Last week, a federal judge issued a sweeping 223-page opinion sharply criticizing the Department of Homeland Security for the way it conducted immigration raids targeting undocumented immigrants in Chicago. While the ruling primarily focused on systemic misconduct and procedural failures, one particularly striking revelation appeared almost in passing. Tucked away in a footnote were two sentences disclosing that at least one law enforcement officer had used ChatGPT to draft an official use-of-force report—a document meant to provide an accurate, factual account of how force was applied against an individual.
The ruling, authored by U.S. District Judge Sara Ellis, took direct aim at the conduct of Immigration and Customs Enforcement (ICE) and other participating agencies during what they labeled “Operation Midway Blitz.” That operation resulted in the arrests of more than 3,300 people, with over 600 individuals ultimately placed into ICE custody. According to the court, the operation was marked by repeated confrontations with protesters, bystanders, and local residents, some of which escalated into violent encounters.
Under standard procedure, each of those incidents was supposed to be carefully documented through formal use-of-force reports. But Judge Ellis found significant discrepancies between what officers recorded on their body-worn cameras and what appeared later in the written reports. In many cases, the accounts simply didn’t match the video evidence. As a result, Ellis concluded that the reports themselves were unreliable and could not be trusted as accurate reflections of what actually occurred.
More troubling still was the revelation that at least one of those reports was not written by an officer at all. According to Judge Ellis’s footnote, body-camera footage showed that an agent “asked ChatGPT to compile a narrative for a report” using only a brief summary of an encounter along with several images. The officer then allegedly submitted the AI-generated output as an official report—despite the extremely limited information provided to the chatbot and the likelihood that it filled in missing details with assumptions.
Judge Ellis explicitly warned about the implications of such practices, writing:
“To the extent that agents use ChatGPT to create their use of force reports, this further undermines their credibility and may explain the inaccuracy of these reports when viewed in light of the [body-worn camera] footage.”

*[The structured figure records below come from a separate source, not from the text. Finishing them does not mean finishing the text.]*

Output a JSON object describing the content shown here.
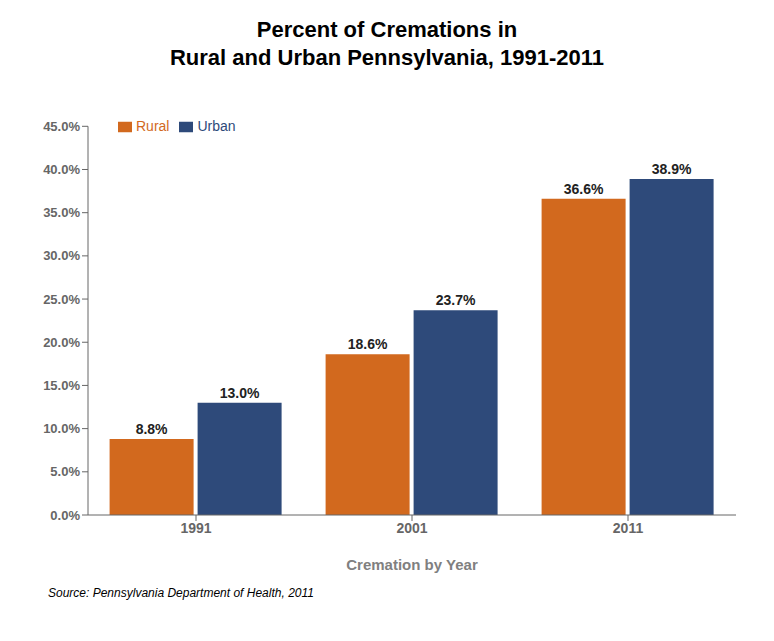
{
  "chart_data": {
    "type": "bar",
    "title": "Percent of Cremations in\nRural and Urban Pennsylvania, 1991-2011",
    "xlabel": "Cremation by Year",
    "annotation": "Source: Pennsylvania Department of Health, 2011",
    "categories": [
      "1991",
      "2001",
      "2011"
    ],
    "series": [
      {
        "name": "Rural",
        "color": "#D2691E",
        "values": [
          8.8,
          18.6,
          36.6
        ],
        "value_labels": [
          "8.8%",
          "18.6%",
          "36.6%"
        ]
      },
      {
        "name": "Urban",
        "color": "#2E4A7A",
        "values": [
          13.0,
          23.7,
          38.9
        ],
        "value_labels": [
          "13.0%",
          "23.7%",
          "38.9%"
        ]
      }
    ],
    "ylim": [
      0,
      45
    ],
    "yticks": [
      {
        "value": 0,
        "label": "0.0%"
      },
      {
        "value": 5,
        "label": "5.0%"
      },
      {
        "value": 10,
        "label": "10.0%"
      },
      {
        "value": 15,
        "label": "15.0%"
      },
      {
        "value": 20,
        "label": "20.0%"
      },
      {
        "value": 25,
        "label": "25.0%"
      },
      {
        "value": 30,
        "label": "30.0%"
      },
      {
        "value": 35,
        "label": "35.0%"
      },
      {
        "value": 40,
        "label": "40.0%"
      },
      {
        "value": 45,
        "label": "45.0%"
      }
    ],
    "data_labels": true,
    "legend": "upper left",
    "grid": false
  }
}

In other words, the judge suggested that the use of generative AI may not only compromise the reliability of individual reports, but could help explain why so many official accounts conflicted with recorded evidence.

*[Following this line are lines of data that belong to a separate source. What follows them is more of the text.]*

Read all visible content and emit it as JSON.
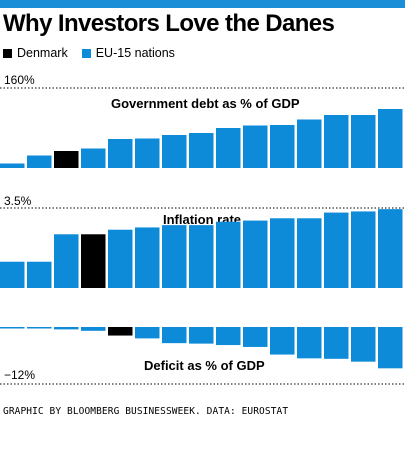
{
  "header": {
    "title": "Why Investors Love the Danes",
    "bar_color": "#1a8fd8"
  },
  "legend": [
    {
      "label": "Denmark",
      "color": "#000000"
    },
    {
      "label": "EU-15 nations",
      "color": "#0d8ad8"
    }
  ],
  "source": "GRAPHIC BY BLOOMBERG BUSINESSWEEK. DATA: EUROSTAT",
  "chart_data": [
    {
      "type": "bar",
      "title": "Government debt as % of GDP",
      "ylim": [
        0,
        160
      ],
      "ticks": [
        "160%"
      ],
      "highlight_index": 2,
      "values": [
        9,
        25,
        34,
        39,
        58,
        59,
        66,
        70,
        80,
        85,
        86,
        97,
        106,
        106,
        118,
        159
      ]
    },
    {
      "type": "bar",
      "title": "Inflation rate",
      "ylim": [
        0,
        3.5
      ],
      "ticks": [
        "3.5%"
      ],
      "highlight_index": 3,
      "values": [
        1.15,
        1.15,
        2.35,
        2.35,
        2.55,
        2.65,
        2.75,
        2.75,
        2.9,
        2.95,
        3.05,
        3.05,
        3.3,
        3.35,
        3.45,
        3.5
      ]
    },
    {
      "type": "bar",
      "title": "Deficit as % of GDP",
      "ylim": [
        -12,
        0
      ],
      "ticks": [
        "−12%"
      ],
      "highlight_index": 4,
      "values": [
        -0.2,
        -0.3,
        -0.5,
        -0.8,
        -1.8,
        -2.4,
        -3.4,
        -3.5,
        -3.8,
        -4.2,
        -5.8,
        -6.6,
        -6.7,
        -7.3,
        -8.7,
        -12.3
      ]
    }
  ]
}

According to the Associated Press, it remains unclear whether the Department of Homeland Security has a formal, agency-wide policy governing the use of generative AI tools for writing law enforcement reports. However, experts note that relying on tools like ChatGPT in this context is deeply problematic. Generative AI systems are known to fill in gaps with fabricated or speculative information when they lack sufficient data—an especially dangerous flaw when accuracy and accountability are critical.

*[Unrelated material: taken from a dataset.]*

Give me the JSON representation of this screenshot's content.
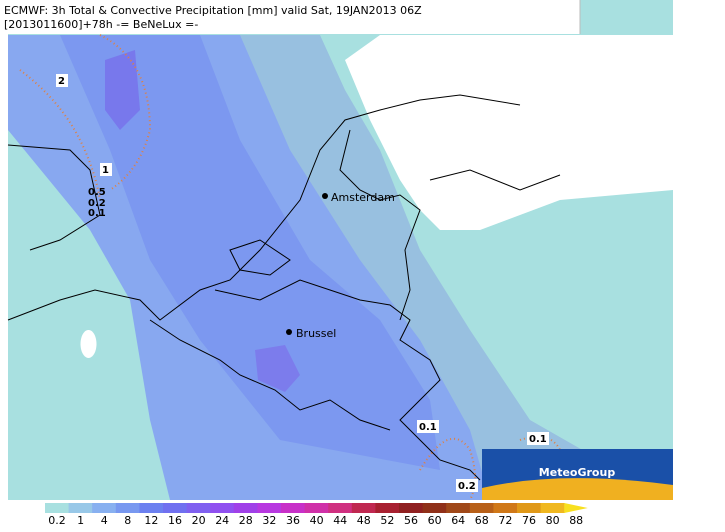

DHS does maintain a public-facing portal outlining its approach to artificial intelligence and has introduced an internal chatbot designed to help agents handle “day-to-day activities.” That internal system was reportedly developed after testing commercial chatbots, including ChatGPT. However, Judge Ellis’s footnote strongly suggests that the officer in question did not use a DHS-approved tool, but instead accessed ChatGPT directly, uploading images and minimal context to generate the report.
Given the stakes, it’s perhaps unsurprising that one expert told the Associated Press this situation represents the “worst-case scenario” for AI use in law enforcement—where unverified, AI-generated narratives are inserted directly into official records that can affect people’s rights, legal outcomes, and personal safety.
The revelation adds yet another layer of concern to an already damning ruling, raising serious questions about transparency, training, accountability, and the expanding role of generative AI in areas where factual accuracy is not just important, but essential.